Penasehat Hukum Nilai Tuntutan Jaksa Lemah, Mantan Ketua BPPN Siap Pledoi

Penasehat Hukum Nilai Tuntutan Jaksa Lemah, Mantan Ketua BPPN Siap Pledoi

NERACA

Jakarta - Prof. Dr. Yusril Ihza Mahendra, penasehat hukum mantan Ketua Badan Penyehatan Perbankan Nasional (BPPN) Syafrudin A. Temenggung (SAT) menilai, isi tuntutan Jaksa Penuntut Umum (JPU) yang dibacakan dalam sidang hari ini (Selasa 3/9) lemah karena sama sekali tidak menunjukan keterangan waktu kapan terjadi tindakan pidana korupsi seperti yang didakwakan kepada SAT sebagai terdakwa.

Selanjutnya Yusril mengatakan,“Dalam tuntutan sama sekali tidak ditemukan kapan peristiwa korupsi yang dituduhkan kepada terdakwa itu dilakukan. Padahal ini sangat penting untuk membuktikan telah terjadi tindakan pidana korupsi,” kata Yusril kepada wartawan setelah sidang lanjutan kasus SKL BLBI yang mengagendakan pembacaan tuntutan jaksa.

Hal itu terjadi, lanjut Yusril, karena dalam fakta persidangan memang tidak terbukti SAT telah melakukan kesalahan atau tindak pidana korupsi.“JPU seharusnya dapat membuktikan kapan suatu peristiwa pidana tersebut. Tapi yang dilakukan JPU hanya mengulang-ulang apa yang telah disampaikan dalam surat dakwaan sebelumnya,” kata Yusril.

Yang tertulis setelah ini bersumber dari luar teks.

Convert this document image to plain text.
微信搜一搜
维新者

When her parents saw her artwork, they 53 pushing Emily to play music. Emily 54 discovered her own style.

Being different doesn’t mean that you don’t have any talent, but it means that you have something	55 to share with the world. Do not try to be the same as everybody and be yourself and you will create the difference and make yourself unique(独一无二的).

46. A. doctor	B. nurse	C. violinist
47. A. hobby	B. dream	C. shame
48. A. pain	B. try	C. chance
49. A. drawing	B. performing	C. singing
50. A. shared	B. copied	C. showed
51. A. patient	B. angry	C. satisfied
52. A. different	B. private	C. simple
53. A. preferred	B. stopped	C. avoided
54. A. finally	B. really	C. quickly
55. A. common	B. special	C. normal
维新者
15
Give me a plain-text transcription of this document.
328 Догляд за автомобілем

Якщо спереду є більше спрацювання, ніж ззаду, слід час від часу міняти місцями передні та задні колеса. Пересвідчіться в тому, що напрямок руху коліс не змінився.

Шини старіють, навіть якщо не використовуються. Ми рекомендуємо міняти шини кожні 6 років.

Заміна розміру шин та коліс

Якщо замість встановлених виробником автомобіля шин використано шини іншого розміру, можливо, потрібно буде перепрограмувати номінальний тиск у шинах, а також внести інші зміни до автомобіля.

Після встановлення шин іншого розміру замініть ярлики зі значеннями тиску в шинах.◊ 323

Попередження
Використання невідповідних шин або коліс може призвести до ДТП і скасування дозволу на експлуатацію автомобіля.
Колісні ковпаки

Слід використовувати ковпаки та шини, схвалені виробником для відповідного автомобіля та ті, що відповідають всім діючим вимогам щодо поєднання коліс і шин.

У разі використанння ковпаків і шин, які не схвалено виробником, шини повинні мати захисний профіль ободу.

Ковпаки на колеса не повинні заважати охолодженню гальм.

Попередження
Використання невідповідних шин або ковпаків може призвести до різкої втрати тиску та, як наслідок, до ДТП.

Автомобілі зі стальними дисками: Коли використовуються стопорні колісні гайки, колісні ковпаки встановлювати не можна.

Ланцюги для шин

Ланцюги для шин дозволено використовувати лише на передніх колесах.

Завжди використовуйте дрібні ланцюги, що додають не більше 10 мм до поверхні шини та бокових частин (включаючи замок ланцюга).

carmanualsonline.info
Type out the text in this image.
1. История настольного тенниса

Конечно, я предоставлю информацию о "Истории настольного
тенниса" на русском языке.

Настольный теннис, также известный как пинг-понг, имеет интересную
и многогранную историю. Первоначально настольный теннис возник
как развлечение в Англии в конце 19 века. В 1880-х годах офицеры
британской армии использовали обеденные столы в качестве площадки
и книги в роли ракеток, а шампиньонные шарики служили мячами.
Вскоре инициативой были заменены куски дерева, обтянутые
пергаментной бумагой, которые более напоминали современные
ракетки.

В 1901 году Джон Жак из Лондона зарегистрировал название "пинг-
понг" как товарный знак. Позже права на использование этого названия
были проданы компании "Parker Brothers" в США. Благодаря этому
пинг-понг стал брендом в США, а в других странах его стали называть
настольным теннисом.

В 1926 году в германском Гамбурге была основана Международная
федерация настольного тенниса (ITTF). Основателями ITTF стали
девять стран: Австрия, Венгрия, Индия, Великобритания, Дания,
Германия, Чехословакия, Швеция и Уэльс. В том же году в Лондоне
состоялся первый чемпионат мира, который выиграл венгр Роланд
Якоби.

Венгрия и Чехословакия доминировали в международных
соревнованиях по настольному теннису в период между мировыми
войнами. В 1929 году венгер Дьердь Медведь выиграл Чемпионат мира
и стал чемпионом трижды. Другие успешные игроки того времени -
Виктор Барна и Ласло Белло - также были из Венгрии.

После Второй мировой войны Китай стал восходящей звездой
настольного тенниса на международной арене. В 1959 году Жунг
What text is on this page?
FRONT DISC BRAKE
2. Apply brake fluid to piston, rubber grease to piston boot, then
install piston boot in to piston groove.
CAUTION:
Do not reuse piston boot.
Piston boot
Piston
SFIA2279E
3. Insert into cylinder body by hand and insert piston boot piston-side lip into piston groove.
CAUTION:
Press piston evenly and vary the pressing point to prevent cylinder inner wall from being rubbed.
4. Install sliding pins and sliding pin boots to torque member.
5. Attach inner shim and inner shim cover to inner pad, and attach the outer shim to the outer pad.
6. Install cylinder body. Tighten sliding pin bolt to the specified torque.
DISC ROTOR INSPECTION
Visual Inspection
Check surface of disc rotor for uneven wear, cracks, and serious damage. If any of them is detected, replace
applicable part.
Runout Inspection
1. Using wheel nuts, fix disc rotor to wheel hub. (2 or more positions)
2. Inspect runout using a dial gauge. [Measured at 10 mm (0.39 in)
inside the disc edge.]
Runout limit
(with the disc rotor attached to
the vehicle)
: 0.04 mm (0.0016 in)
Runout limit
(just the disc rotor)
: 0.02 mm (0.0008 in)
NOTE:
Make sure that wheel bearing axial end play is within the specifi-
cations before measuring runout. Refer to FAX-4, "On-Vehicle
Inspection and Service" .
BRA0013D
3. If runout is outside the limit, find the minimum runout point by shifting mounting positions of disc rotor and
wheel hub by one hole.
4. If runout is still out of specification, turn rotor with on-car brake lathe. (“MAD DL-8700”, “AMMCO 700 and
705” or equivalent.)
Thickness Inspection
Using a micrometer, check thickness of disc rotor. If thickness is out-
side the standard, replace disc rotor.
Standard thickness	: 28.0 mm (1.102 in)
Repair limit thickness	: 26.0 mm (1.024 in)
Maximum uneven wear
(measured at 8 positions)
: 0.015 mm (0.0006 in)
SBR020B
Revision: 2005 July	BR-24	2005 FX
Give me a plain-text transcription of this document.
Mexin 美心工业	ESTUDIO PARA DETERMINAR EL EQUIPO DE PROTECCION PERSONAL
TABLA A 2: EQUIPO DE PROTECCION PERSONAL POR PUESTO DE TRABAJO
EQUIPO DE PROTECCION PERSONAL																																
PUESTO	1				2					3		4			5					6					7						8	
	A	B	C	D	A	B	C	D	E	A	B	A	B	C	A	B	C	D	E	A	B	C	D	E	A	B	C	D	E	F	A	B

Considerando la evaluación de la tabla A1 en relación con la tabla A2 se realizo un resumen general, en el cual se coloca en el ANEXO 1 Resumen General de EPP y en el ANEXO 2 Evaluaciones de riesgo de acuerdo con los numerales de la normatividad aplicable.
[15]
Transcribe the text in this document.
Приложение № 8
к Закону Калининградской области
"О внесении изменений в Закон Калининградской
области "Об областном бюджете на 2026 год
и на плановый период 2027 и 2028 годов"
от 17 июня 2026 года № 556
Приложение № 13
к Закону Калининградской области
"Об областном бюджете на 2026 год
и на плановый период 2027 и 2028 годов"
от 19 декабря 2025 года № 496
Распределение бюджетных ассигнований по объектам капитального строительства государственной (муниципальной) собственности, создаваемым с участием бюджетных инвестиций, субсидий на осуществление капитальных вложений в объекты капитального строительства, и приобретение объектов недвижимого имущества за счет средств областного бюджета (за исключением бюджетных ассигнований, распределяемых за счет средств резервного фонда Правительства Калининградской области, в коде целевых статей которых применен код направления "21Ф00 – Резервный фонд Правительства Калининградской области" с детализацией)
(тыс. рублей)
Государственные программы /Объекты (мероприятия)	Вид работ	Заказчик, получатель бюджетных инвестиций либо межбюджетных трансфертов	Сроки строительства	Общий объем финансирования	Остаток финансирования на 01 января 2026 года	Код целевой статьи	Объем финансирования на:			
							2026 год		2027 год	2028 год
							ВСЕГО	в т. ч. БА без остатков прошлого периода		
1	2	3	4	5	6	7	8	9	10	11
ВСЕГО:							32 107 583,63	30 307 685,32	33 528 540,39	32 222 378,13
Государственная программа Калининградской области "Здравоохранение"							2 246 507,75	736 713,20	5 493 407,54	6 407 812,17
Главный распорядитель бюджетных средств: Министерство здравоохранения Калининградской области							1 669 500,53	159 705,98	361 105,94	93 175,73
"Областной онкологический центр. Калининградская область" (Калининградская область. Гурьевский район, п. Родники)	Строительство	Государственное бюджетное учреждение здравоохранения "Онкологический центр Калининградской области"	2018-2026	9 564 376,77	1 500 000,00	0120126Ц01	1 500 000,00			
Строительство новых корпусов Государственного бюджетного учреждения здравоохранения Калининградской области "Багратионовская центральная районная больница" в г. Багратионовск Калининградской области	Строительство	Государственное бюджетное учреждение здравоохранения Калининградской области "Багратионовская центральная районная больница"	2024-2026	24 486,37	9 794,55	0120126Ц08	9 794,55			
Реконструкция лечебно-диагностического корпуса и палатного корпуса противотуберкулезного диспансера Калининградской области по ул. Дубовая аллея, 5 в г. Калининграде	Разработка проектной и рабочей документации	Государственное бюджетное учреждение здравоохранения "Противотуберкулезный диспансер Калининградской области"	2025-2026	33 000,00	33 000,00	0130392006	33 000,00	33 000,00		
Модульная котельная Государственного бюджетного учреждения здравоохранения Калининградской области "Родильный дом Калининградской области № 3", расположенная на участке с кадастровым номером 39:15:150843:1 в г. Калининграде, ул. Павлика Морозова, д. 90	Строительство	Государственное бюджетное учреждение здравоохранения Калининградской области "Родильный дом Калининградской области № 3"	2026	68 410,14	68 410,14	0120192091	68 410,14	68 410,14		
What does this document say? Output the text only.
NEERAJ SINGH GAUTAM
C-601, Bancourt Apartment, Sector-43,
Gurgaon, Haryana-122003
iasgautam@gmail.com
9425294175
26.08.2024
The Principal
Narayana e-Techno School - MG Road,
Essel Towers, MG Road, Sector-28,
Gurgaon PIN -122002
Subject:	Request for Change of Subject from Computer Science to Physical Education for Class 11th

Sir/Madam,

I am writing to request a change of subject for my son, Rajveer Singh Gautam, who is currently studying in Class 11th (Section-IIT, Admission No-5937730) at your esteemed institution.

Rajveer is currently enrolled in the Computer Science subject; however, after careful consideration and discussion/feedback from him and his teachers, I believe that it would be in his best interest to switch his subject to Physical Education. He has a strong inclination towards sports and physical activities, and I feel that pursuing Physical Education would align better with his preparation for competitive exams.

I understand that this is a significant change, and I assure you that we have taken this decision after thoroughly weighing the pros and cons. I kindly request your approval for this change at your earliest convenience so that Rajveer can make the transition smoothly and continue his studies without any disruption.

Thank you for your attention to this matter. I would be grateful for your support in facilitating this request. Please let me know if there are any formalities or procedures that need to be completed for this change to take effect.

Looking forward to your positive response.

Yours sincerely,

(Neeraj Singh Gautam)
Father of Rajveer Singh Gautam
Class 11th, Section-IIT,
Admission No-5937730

Dikatakan, seluruh dokumen, saksi dan saksi ahli yang dihadirkan dalam persidangan menunjukkan bahwa turunnya nilai asset karena dijual pada tahun 2007, yakni sekitar tiga tahun setelah terdakwa SAT menyelesaikan tugasnya sebagai Ketua BPPN tahun 2004 dan menyerahkan seluruh tanggung jawabnya kepada Menteri Keuangan.

“Itu artinya, SAT sudah menyelesaikan tugasnya sebagai Ketua BPPN dengan baik dan menyerahkan tanggung jawabnya kepada pada Menteri Keuangan pada tahun 2004, maka hal tersebut tidak dapat dibebankan kepada SAT,”ujar Yusril. 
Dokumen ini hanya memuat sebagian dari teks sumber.